“Business is the art of extracting money from another man’s pocket without resorting to violence.”
– Max Amsterdam
You’d think given my penchant for a good sandwich that someone would have mentioned Café Paulin, Sarmiento 635 in Centro, to me at some point during the last five or so years. But to the best of my hazy recollection, the name hasn’t passed into my ears. And what a shame, because this is a sandwich shop that’s worth a visit just to watch, let alone eat. Long and narrow with a double bar alongside a narrow corridor in which stand the sandwichistas, this dimly lit (and more so as the power went out twice during the course of lunch), and somewhat dingy spot churns out sandwiches at a rate that should make the owners of Subway or McDonald’s green with envy. Between those who’ve managed to grab a seat at the counter, those lined up out onto the street, and the constant ring of called in orders, at some moments it seemed like they were turning out a sandwich every two seconds.
Now, the sandwiches are pre-made, and heaped on platters, and you get ’em the way they make ’em. But there are dozens of varieties and they seem to have them all laid out for easy access – the most popular ones pre-wrapped to go as well as nekkid and ready for a plate, the less popular varieties grabbed and wrapped in a second. And priced reasonably, anywhere from the low teens to the high twenties, depending on your sandwiched desires.
We decided to split an empanada to start. Now, generally, the concept of splitting an empanada wouldn’t enter my thoughts, I can eat 2-3 of them before I consider my sandwich. But may I just point out that the plates at Café Paulin are roughly 8″ across. That’s one big empanada. Unfortunately, it wasn’t a great empanada – barely warm as it, like the sandwiches, is simply grabbed off a tray heaped with others – which also means that the crust tends to have steamed a bit, making it too soft. The filling was a sort of pasty unseasoned ground beef. Not exciting.

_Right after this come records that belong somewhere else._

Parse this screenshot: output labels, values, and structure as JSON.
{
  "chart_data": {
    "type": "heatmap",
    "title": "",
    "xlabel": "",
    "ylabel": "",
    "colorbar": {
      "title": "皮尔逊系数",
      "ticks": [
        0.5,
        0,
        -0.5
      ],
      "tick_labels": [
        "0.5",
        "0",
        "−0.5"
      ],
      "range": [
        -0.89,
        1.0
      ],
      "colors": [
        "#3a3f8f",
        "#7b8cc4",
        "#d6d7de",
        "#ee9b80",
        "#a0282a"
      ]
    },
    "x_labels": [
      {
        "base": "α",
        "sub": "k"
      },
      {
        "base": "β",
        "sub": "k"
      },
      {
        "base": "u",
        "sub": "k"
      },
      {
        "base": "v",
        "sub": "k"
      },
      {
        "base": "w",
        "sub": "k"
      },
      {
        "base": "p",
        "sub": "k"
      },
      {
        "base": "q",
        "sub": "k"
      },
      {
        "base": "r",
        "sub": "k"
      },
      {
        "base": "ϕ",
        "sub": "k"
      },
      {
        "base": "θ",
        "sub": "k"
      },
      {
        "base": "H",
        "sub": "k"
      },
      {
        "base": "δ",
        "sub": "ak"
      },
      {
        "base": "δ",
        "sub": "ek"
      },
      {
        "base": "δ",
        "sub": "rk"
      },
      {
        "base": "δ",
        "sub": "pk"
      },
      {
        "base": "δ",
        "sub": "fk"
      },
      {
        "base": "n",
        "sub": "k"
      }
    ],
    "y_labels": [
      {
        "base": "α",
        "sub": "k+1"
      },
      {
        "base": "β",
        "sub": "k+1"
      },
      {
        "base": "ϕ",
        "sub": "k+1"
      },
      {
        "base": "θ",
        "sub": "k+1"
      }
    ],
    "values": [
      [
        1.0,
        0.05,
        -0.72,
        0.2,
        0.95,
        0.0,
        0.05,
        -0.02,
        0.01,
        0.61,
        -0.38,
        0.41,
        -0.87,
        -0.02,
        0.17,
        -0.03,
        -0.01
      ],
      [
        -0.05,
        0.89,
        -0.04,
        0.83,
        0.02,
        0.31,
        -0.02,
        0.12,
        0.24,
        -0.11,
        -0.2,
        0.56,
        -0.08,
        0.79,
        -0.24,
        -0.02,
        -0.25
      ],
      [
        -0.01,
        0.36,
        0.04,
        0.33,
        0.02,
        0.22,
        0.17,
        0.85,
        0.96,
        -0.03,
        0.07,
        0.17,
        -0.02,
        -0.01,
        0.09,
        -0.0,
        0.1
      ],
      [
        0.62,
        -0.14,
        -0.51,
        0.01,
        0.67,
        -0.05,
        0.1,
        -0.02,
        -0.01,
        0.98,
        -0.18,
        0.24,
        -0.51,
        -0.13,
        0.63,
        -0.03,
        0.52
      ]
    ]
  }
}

The sandwiches are generous in size, the baguettes, if you choose that as your bread (several options available) give you somewhere between a twelve and fourteen inch sandwich. And the fillings, while not always stacked high, are still plentiful. The bondiola, here, was not what we expected, being cured bondiola when we were hoping for juicy, carved slices of freshly cooked, but was still excellent. A tad on the salty side, but with the addition of mayo or mustard that saltiness immediately disappears.
This, however, is the winner, and what Café Paulin is justifiably, as it turns out, famous for – the peceto completo. Peceto is what we would call “top round”, here, juicy and beautifully seasoned, heaped on a sandwich, the completo being the most expensive option on the menu at 29 pesos, but stacked with lettuce, tomato, onions, cheese, and roasted green peppers. Absolutely delicious and quite possibly the best sandwich I’ve had in Buenos Aires – at least rivaling my previous favorites, the lomo completo at Rodi Bar and the San Pablo at Strobel’s.
Worth a visit! And, by the way, to be checked out in the near future, the owners are also the proprietors of two neighboring restaurants, the very posh New Brighton and the casual Ital-Argentine Luciano, in the same building, Casa Cuyo.